第159章 世子坐堂查旧卒,千户微服探隐情
晨雾吞没雁雍大营。
世子萧冉的营帐内,静谧无风。
萧冉换了一身利落的青色常服,将一块令牌扔在案几上,看向坐在下首的周起:
“周千户,父王将这刺杀案交给了我。依你看,这案子咱们从何处查起?”
周起端著茶盏,借着喝茶的掩护,脑中将当下的局势盘算了一遍。
镇北军坐拥二十八万悍卒,是整个大宁朝的北境屏障。
外有天狼草原虎视眈眈,东北方还有锦国厉兵秣马。
朝廷对藩王拥兵自重早有猜忌,削藩的折子怕是早就堆满了皇上的龙案。
如今镇北王年过六旬,而眼前这位世子却年纪尚轻,在军中既无傲人战功,也无实权。
反倒是那两个女婿,各掌两卫兵马,树大根深。
左右两路总兵苏澈与韩岳,也是各有嫡系,互相制衡又互相倾轧。
昨夜的刺杀,显然是有人等不及了。
是女婿想趁机夺权?是朝廷的暗桩想除掉藩王?还是外敌想乱镇北军军心?
镇北王戎马一生,什么暗杀场面没见过?昨夜刺客放冷箭时他恰好不在榻上,哪有这么多巧合。
王爷心里恐怕早就圈定了几个嫌疑人,如今明面上让世子去查,无非是在熬鹰。
一来,锻炼世子的手腕。
二来,让他知道身居高位的凶险。
至于为何非要让自己协助?
周起自嘲地暗想:自己一个云州来的偏将,连各营的门朝哪开都不知道,查个屁的真凶。王爷看中的,是自己带来的连弩激起了世子的兴致,让世子通过熟悉的领域参与到了案件当中,找到了自信。

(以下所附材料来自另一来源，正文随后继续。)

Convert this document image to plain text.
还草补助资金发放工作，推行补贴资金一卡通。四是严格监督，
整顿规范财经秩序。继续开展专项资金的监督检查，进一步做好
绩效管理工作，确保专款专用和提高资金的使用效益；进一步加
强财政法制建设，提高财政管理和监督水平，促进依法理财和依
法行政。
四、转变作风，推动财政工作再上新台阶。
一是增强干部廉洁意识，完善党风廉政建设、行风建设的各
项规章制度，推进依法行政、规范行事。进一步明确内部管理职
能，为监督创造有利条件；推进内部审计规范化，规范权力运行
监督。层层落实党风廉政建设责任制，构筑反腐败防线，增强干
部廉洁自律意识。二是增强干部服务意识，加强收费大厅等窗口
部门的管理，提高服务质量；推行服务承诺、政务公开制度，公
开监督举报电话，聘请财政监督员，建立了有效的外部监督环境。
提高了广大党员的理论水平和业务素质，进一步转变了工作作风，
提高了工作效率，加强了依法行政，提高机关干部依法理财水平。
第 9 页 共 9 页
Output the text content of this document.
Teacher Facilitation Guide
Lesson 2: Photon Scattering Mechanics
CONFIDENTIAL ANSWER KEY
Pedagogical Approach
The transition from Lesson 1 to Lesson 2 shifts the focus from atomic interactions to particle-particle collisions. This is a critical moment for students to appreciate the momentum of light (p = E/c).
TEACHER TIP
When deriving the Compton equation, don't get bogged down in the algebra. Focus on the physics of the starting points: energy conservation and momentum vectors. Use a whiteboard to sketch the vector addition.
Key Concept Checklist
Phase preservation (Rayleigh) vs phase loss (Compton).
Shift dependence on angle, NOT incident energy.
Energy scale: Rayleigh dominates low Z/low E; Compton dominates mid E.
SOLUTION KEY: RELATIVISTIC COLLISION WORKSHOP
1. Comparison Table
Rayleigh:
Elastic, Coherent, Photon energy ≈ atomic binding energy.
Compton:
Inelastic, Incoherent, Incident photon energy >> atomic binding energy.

这大营之中,能布下这等连环死局的,两只手都数得过来。苏澈不可能陷害自己,剩下的无非是那几个大人物。
这等神仙打架,自己若是真梗著脖子把真凶挖出来,镇北王也未必会去杀手握重兵的女婿或大将。
到那时,自己反倒成了众矢之的。
想通了这一层,周起便定下了心思。不求水落石出,只求让王爷看到世子的长进。只要自己彻底绑在世子这条船上,日后左路军里,他周起的地位就更稳了。
周起放下茶盏,抬起头:“世子,末将以为,此案有三条线可查。”
“其一,白日里潜入军器局、熟悉营地布局的盗弩之人。”
“其二,深夜引末将入局的那个传令亲卫,李立。”
“其三,便是那身手了得、能从重重守卫中全身而退的放箭刺客。”
周起顿了顿,将话头抛回:“世子以为,当从哪一处先落子?”
萧冉在帐中踱了两步,眼神沉了下来:“刺客如飞鸟遁林,盗贼亦是无迹可寻。唯有这李立是摆在明面上的。他是父王身边的亲卫总旗,好端端的,为何会替刺客去传那道催命的假令?”
“世子英明。”周起拱手,“那咱们便从李立查起。”
半个时辰后,中军亲卫营。
萧冉坐在堂上。
底下几个亲卫跪了一地,一个个连大气都不敢喘。
“都起来回话。”萧冉压了压手,“李立平日里为人如何?”
一个小卒大著胆子回道:“禀世子,李总旗平时极好相处,待咱们这些下属从来不摆官威、不苛责打骂,向来宽厚随和,弟兄们都敬他。”
萧冉听罢,眉头微皱。一个老好人,怎么会干出这等掉脑袋的勾当?他下意识地转头看了周起一眼。
周起心领神会,不动声色地往前迈了半步:“他平日里可好赌?或者,常去城里的勾栏窑子走动?”
“从来没有。”那小卒连连摇头,“李总旗极顾家,发了饷就送回家,自己留不了几个子儿,平时连口好酒都舍不得打。”